# Goat kisses..



## bmcgee1944 (Oct 21, 2011)

My new boer boy trying to sneak a smooch :lovey:

http://s1217.photobucket.com/albums/dd3 ... kisses.jpg


----------



## KW Farms (Jun 21, 2008)

That's adorable!


----------



## bmcgee1944 (Oct 21, 2011)

he's gonna be my monster i can just tell!


----------



## Jessaba (May 13, 2010)

Aww our stinky buck LOVES giving kisses.....if you bend down to pick something up he will sneak attack you to kiss you lol...he sticks his tongue out and it touches my cheek. Its cute when it isn't stinky season lol


----------



## freedomstarfarm (Mar 25, 2011)

Oh so cute!


----------



## milkmaid (Sep 15, 2010)

AWWW! how utterly adorable! I love how his legs are all splayed like he just can't WAIT to give that kiss!


----------



## Mandara Farm (Sep 12, 2010)

What a cutie! :laugh:


----------



## RMADairyGoats (Jun 20, 2011)

How cute!
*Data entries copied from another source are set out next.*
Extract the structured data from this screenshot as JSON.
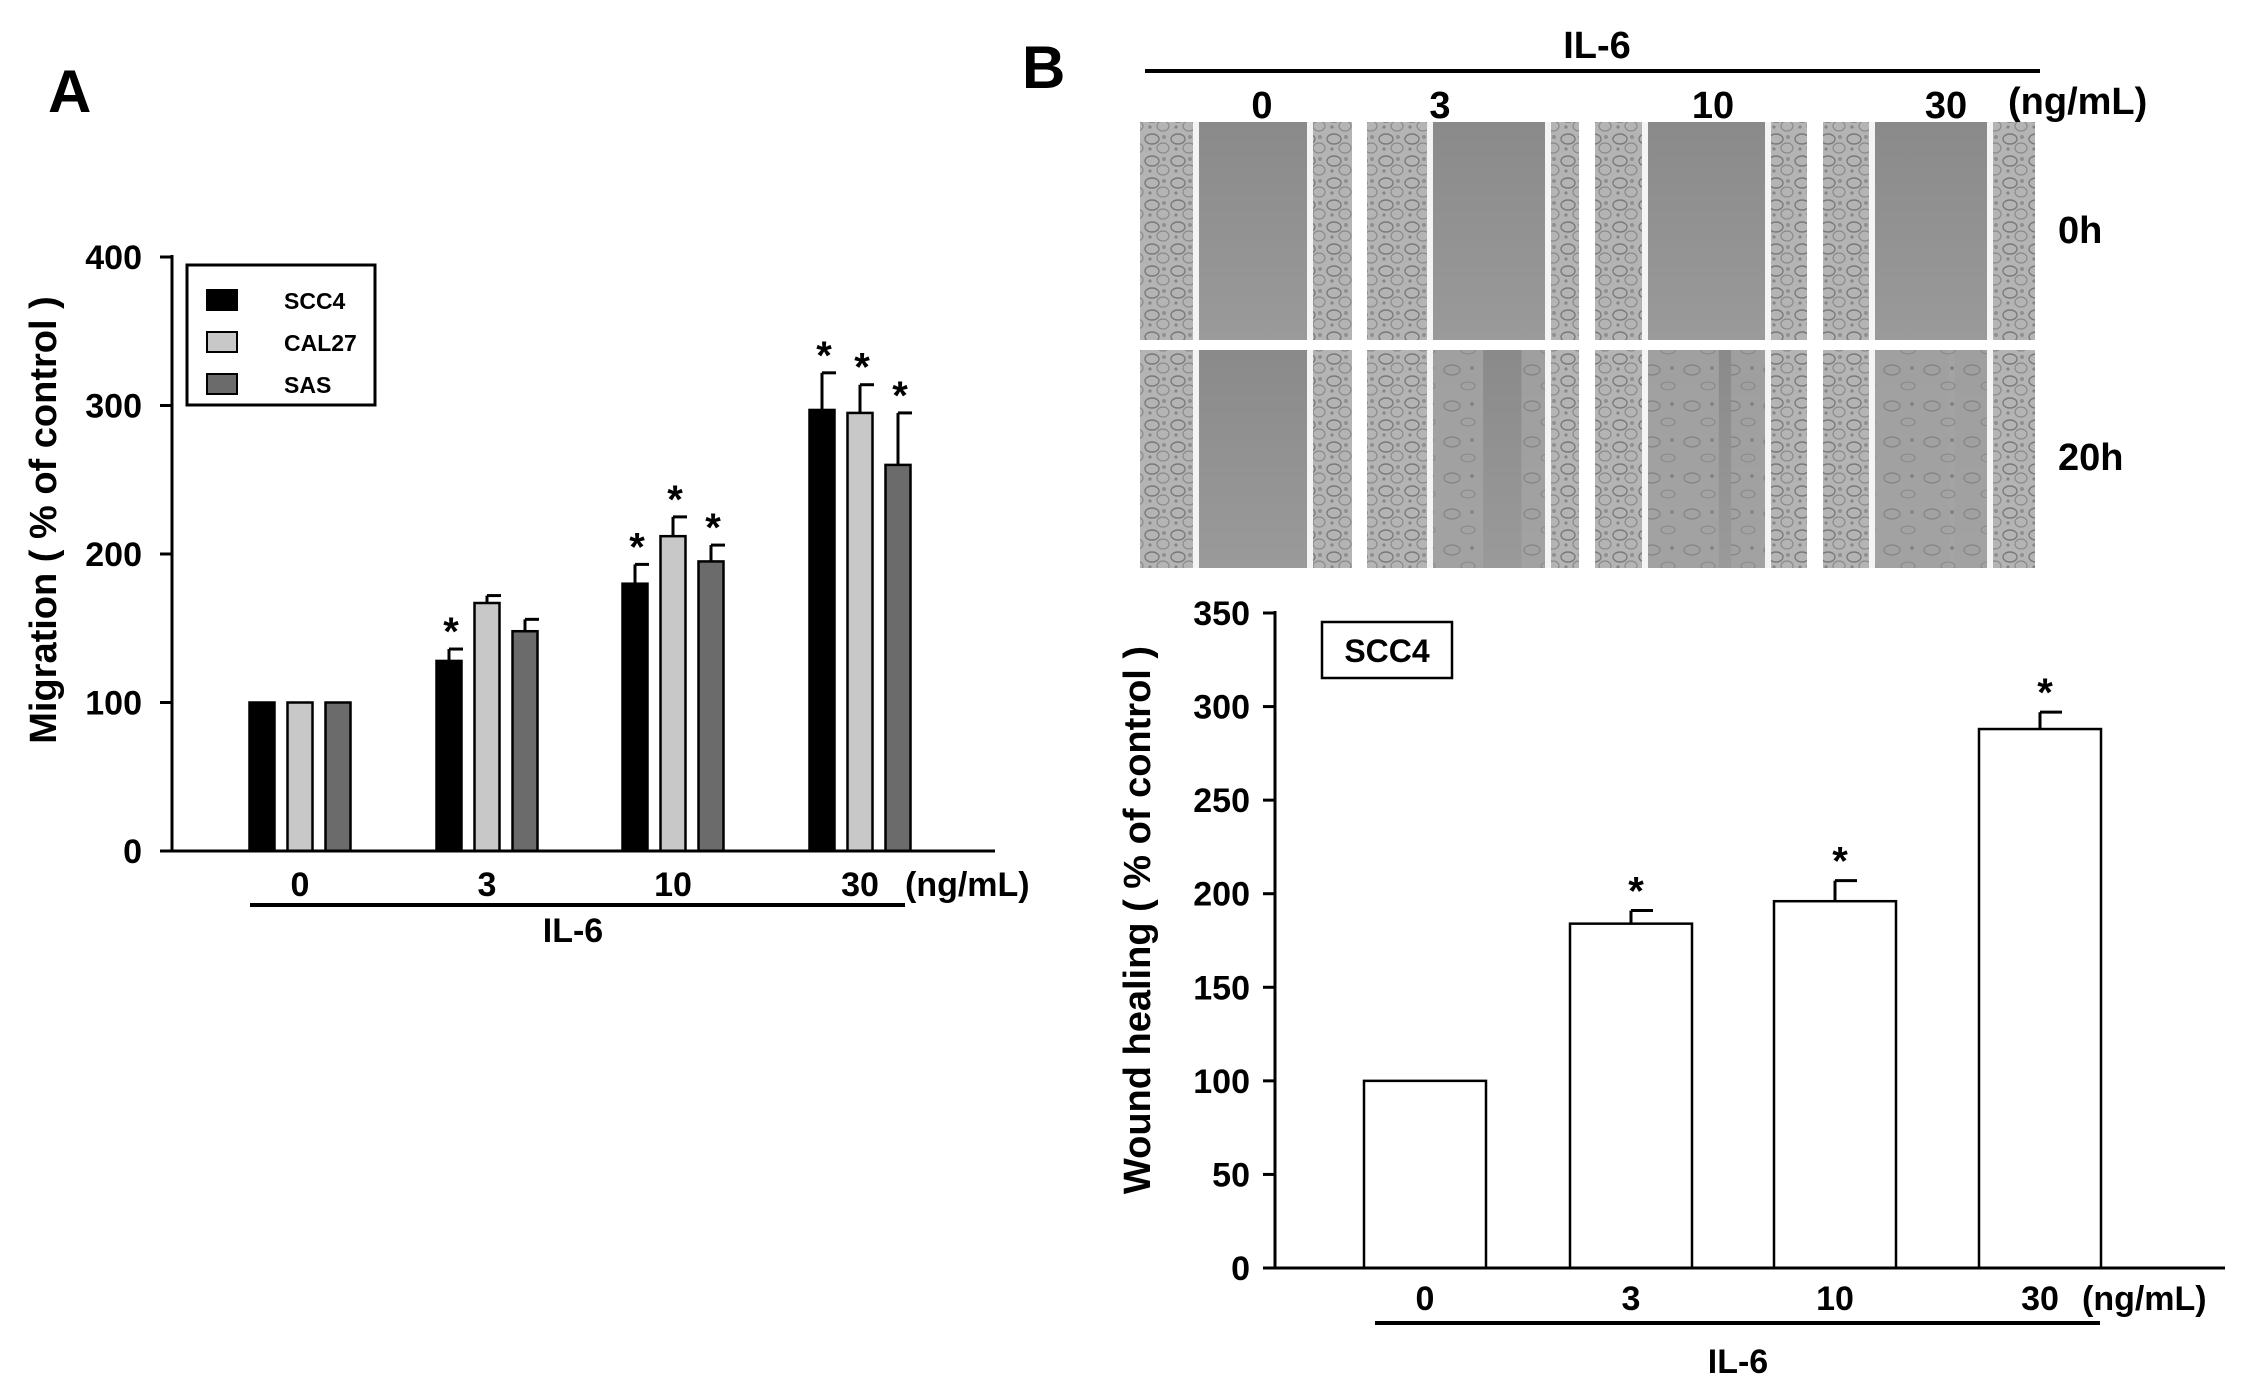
{
  "panels": {
    "a_letter": "A",
    "b_letter": "B"
  },
  "chart_data": [
    {
      "id": "migration",
      "type": "bar",
      "title": "",
      "ylabel": "Migration ( % of control )",
      "xlabel": "IL-6",
      "unit": "(ng/mL)",
      "ylim": [
        0,
        400
      ],
      "yticks": [
        0,
        100,
        200,
        300,
        400
      ],
      "categories": [
        "0",
        "3",
        "10",
        "30"
      ],
      "legend_position": "top-left",
      "series": [
        {
          "name": "SCC4",
          "color": "#000000",
          "values": [
            100,
            128,
            180,
            297
          ],
          "errors": [
            0,
            8,
            13,
            25
          ],
          "significant": [
            false,
            true,
            true,
            true
          ]
        },
        {
          "name": "CAL27",
          "color": "#c8c8c8",
          "values": [
            100,
            167,
            212,
            295
          ],
          "errors": [
            0,
            5,
            13,
            19
          ],
          "significant": [
            false,
            false,
            true,
            true
          ]
        },
        {
          "name": "SAS",
          "color": "#6b6b6b",
          "values": [
            100,
            148,
            195,
            260
          ],
          "errors": [
            0,
            8,
            11,
            35
          ],
          "significant": [
            false,
            false,
            true,
            true
          ]
        }
      ]
    },
    {
      "id": "wound",
      "type": "bar",
      "title": "SCC4",
      "ylabel": "Wound healing ( % of control )",
      "xlabel": "IL-6",
      "unit": "(ng/mL)",
      "ylim": [
        0,
        350
      ],
      "yticks": [
        0,
        50,
        100,
        150,
        200,
        250,
        300,
        350
      ],
      "categories": [
        "0",
        "3",
        "10",
        "30"
      ],
      "series": [
        {
          "name": "SCC4",
          "color": "#ffffff",
          "values": [
            100,
            184,
            196,
            288
          ],
          "errors": [
            0,
            7,
            11,
            9
          ],
          "significant": [
            false,
            true,
            true,
            true
          ]
        }
      ]
    }
  ],
  "micrographs": {
    "header": "IL-6",
    "concentrations": [
      "0",
      "3",
      "10",
      "30"
    ],
    "unit": "(ng/mL)",
    "rows": [
      "0h",
      "20h"
    ]
  },
  "significance_mark": "*"
}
What a sweetie!


----------



## toth boer goats (Jul 20, 2008)

Aww...too cute...


----------



## Randi (Apr 22, 2011)

Awww.....  He loves his mommy.....


----------



## VincekFarm (Jun 27, 2011)

Well I previously owned a wether and the vet I guess didn't do a very good job neutering him and he was left with one testicle. Well I had my family over at my house for a visit and I only had "Buddy" then.. one goat. So we were all sitting at the picnic table, he jumps up on the picnic table and starts to lick and blubber in my aunt's ear. :ROFL:


----------



## Red Mare (Aug 17, 2011)

Very cute picture!


----------